Che stupefacente alchimia quando le fragranze scuotono la curiosità e sono ganci di riflessione su quanto si è appreso nella vita, soprattutto sui testi scolastici, sulle buone letture fatte nel tempo, su quanto certe esperienze si siano poi trasformate in una trama fitta di passione e condivisione.
Ritrovare Guillame Apollinaire in questa nuova fragranza di Etat Libre d'Orange - Sous le Pont Mirabeau - è stato come aprire un varco di luce nella memoria.
Apollinaire è uno dei grandi della poesia moderna, coniò il termine 'esprit nouveau' dando significato alle avanguardie artistiche francesi d'inizio 900.

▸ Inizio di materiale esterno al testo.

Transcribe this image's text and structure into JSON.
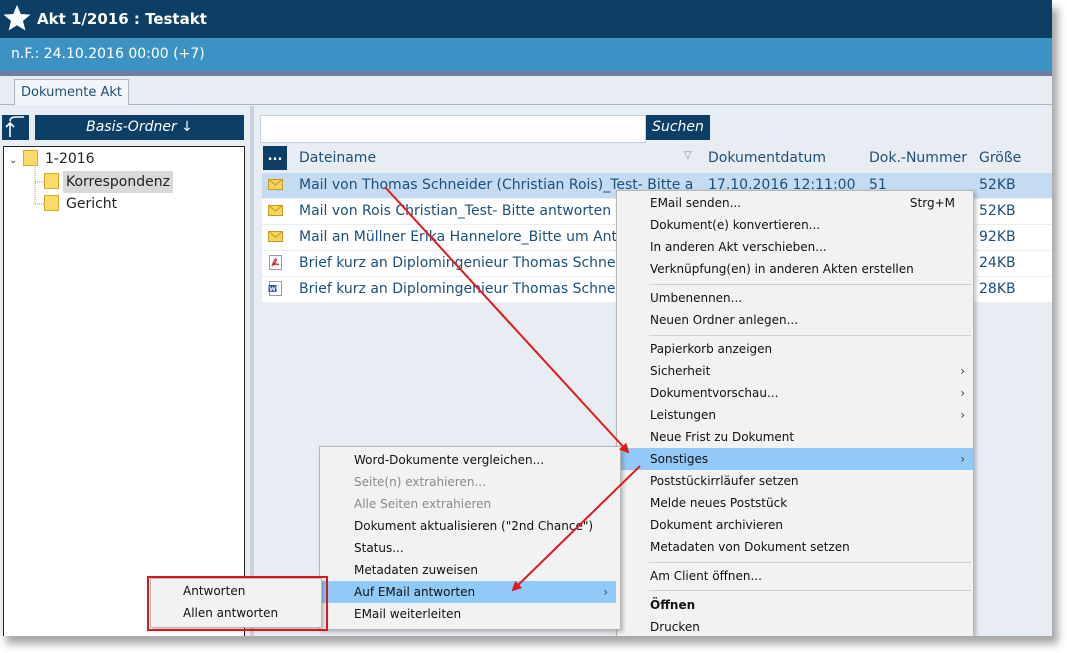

La sua poesia multisensoriale vive nella sostanza del ricordo, affrancata dai confini del tempo, ne contrasta la forza dissipatrice per divenire incorruttibile.
Nei versi della sua celeberrima ‘Le Pont Mirabeau’, cui la fragranza si ispira, scorre la malinconia per un amore perduto, la nostalgia di un tempo che non conosce futuro e quella speranza violenta e timida che fu cara a Baudelaire.

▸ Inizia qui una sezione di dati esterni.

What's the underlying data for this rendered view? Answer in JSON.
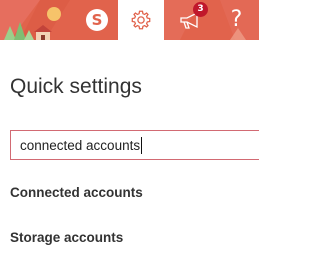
{
  "header": {
    "skype_icon": "skype-icon",
    "settings_icon": "gear-icon",
    "notifications_icon": "megaphone-icon",
    "notifications_count": "3",
    "help_icon": "help-icon",
    "help_glyph": "?",
    "skype_glyph": "S",
    "accent_color": "#e1634c",
    "badge_color": "#c0172b"
  },
  "panel": {
    "title": "Quick settings",
    "search_value": "connected accounts",
    "results": [
      {
        "label": "Connected accounts"
      },
      {
        "label": "Storage accounts"
      }
    ]
  }
}
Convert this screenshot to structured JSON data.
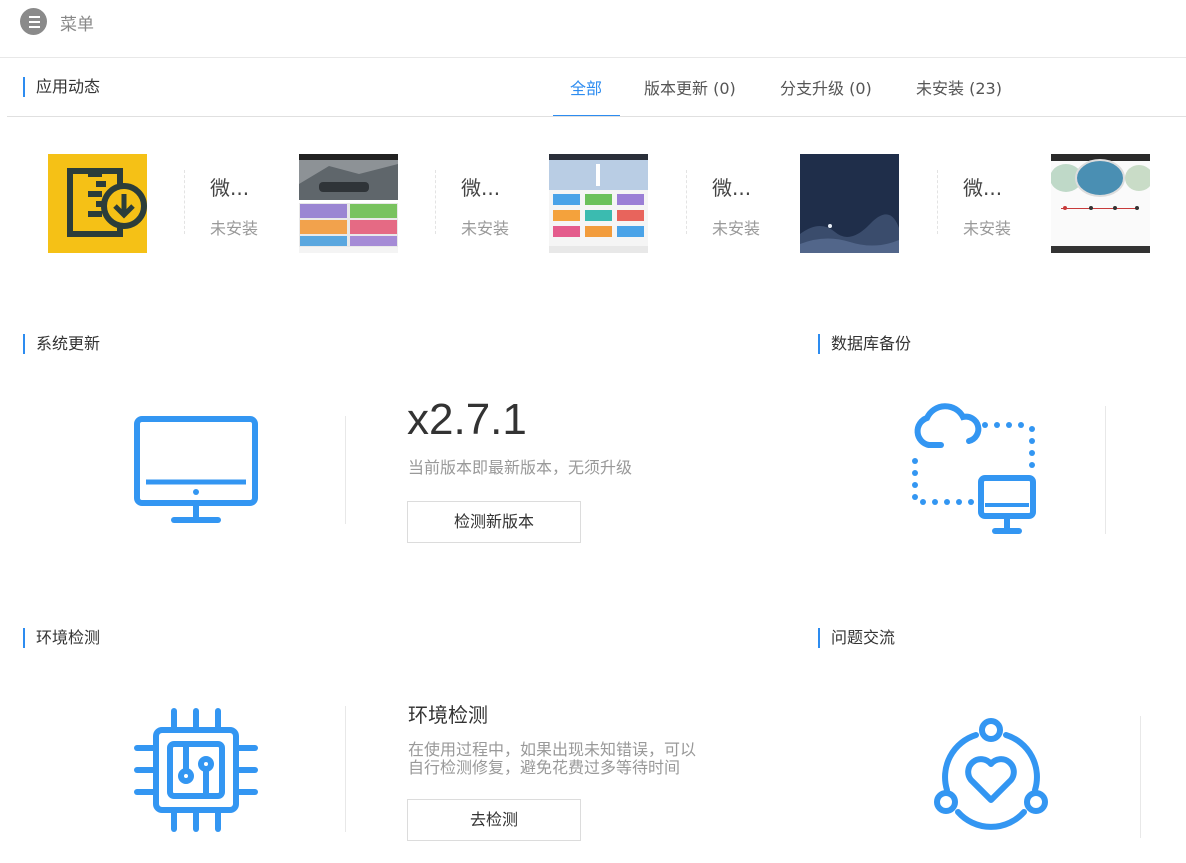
{
  "menu": {
    "label": "菜单",
    "icon": "menu-list-icon"
  },
  "app_feed": {
    "title": "应用动态",
    "tabs": [
      {
        "label": "全部",
        "active": true
      },
      {
        "label": "版本更新 (0)",
        "active": false
      },
      {
        "label": "分支升级 (0)",
        "active": false
      },
      {
        "label": "未安装 (23)",
        "active": false
      }
    ],
    "apps": [
      {
        "name": "微...",
        "status": "未安装"
      },
      {
        "name": "微...",
        "status": "未安装"
      },
      {
        "name": "微...",
        "status": "未安装"
      },
      {
        "name": "微...",
        "status": "未安装"
      }
    ]
  },
  "system_update": {
    "title": "系统更新",
    "version": "x2.7.1",
    "description": "当前版本即最新版本，无须升级",
    "button": "检测新版本",
    "icon": "monitor-icon"
  },
  "db_backup": {
    "title": "数据库备份",
    "icon": "cloud-backup-icon"
  },
  "env_check": {
    "title": "环境检测",
    "heading": "环境检测",
    "description_line1": "在使用过程中，如果出现未知错误，可以",
    "description_line2": "自行检测修复，避免花费过多等待时间",
    "button": "去检测",
    "icon": "chip-icon"
  },
  "feedback": {
    "title": "问题交流",
    "icon": "heart-community-icon"
  },
  "colors": {
    "accent": "#2d8cf0",
    "icon_blue": "#3396f2"
  }
}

E questa sensazione di fluire, del moto perpetuo e sincopato delle acque della Senna traspare da rigorosi accordi acquatici e minerali.
La sensazione in apertura è di freschezza acidula brumosa rubata alle luci dell'imbrunire, di sentori terrosi e metallici sostenuti dalla forza calma dei legni, sandalo e cedro.
Sono aromi sospesi e lenti, meditativi nel solenne evaporare dell'incenso, nel prolungato riverbero ozonato, rischiarati dagli accenti erbacei delle foglie di violetta, dalla poetica rima dell'ambra grigia.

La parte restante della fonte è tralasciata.